In a discussion that ranged from space tourism to the merits of conciliation versus war, the knighted Branson never lost track of the evening’s theme: fostering world harmony through entrepreneurial problem solving.

“Peace is not something you wish for,” he said at the second Living Peace Series talk, co-sponsored by UCI and the Center for Living Peace, Orange County. “It’s something you make, something you do, something you are, something you give back. In America, there are many institutions that teach people how to kill – billions of dollars are spent on that. But how many universities teach reconciliation instead of war? If we spent more time teaching negotiation for peace, a lot of conflicts could be avoided.”

Branson’s nonprofit foundation, Virgin Unite, teams governments, business leaders and volunteers to forge solutions to global ills. In an effort to head off war, for example, a VU group in 2003 tried to convince Saddam Hussein to leave Iraq – too late, as it turned out. The organization also has worked behind the scenes in Zimbabwe to help establish a coalition government. In the U.S., a VU task force is targeting the proliferation of street children. And Branson has commissioned a study of drug enforcement policies around the world.

“America’s drug policy is the most oppressive on its poor people and black community when it comes to jailing the drug user,” he said. “We hope this commission can come up with some different ideas, because if you spent the same money on drug rehab that you spent in prisons, the results would be massively better.”

Questions from the audience gave Branson a chance to expound on other topics.

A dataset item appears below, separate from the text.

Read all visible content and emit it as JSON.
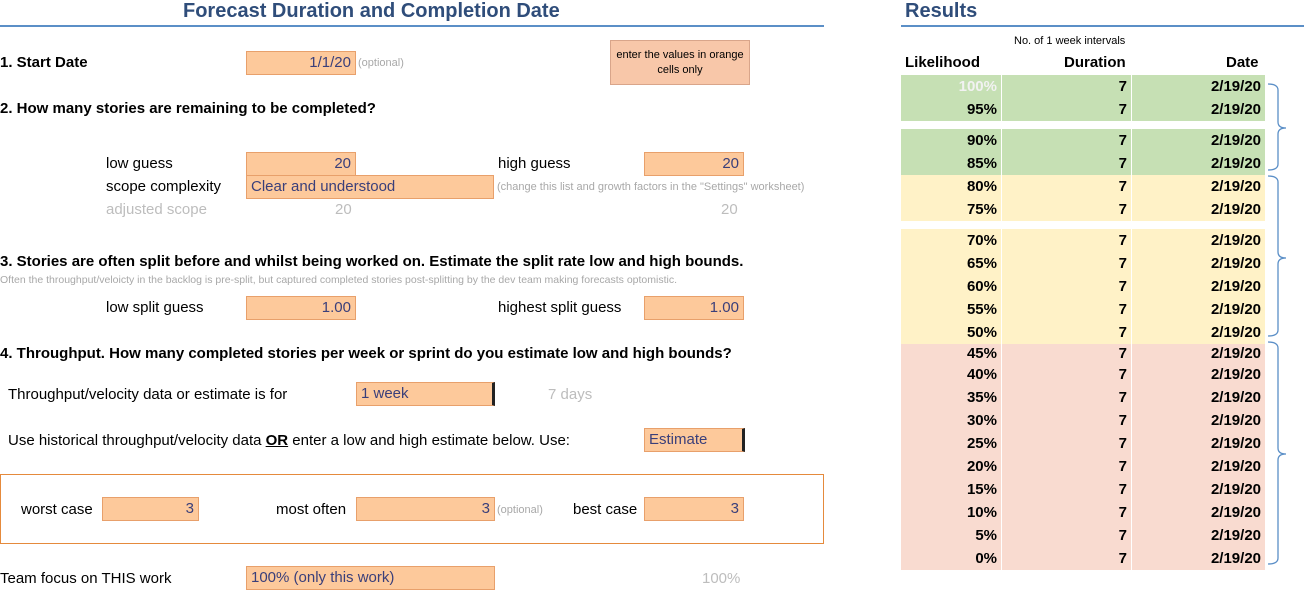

On Virgin Galactic space travel: “Within 10 years, we will have taken more people into space than NASA has in 60 years. When you have governments involved, it’s always going to cost a billion dollars a shot.”

On entrepreneurship: “People will try to convince you that you’re wrong to do what you’re doing – that it’s not original, that you should get a safe job. The only way to prove them wrong is to move on and do it. Ninety of 100 ideas do fall by the wayside, but as my book title says, ‘Screw it, let’s do it.’”

And to a little girl who asked how she could help: “Are there people in your neighborhood who are less fortunate than you? Help them – maybe take them a little bit of hot soup. Start in any small way you can, and you’ll feel good about yourself.”

The next scheduled speaker in the Living Peace Series is His Holiness the XIV Dalai Lama, who will share his views on ethical leadership at 2:30 p.m. Wednesday, May 4, at UCI’s Bren Events Center. Ticket information will be posted Tuesday, March 22, on the Living Peace Series website.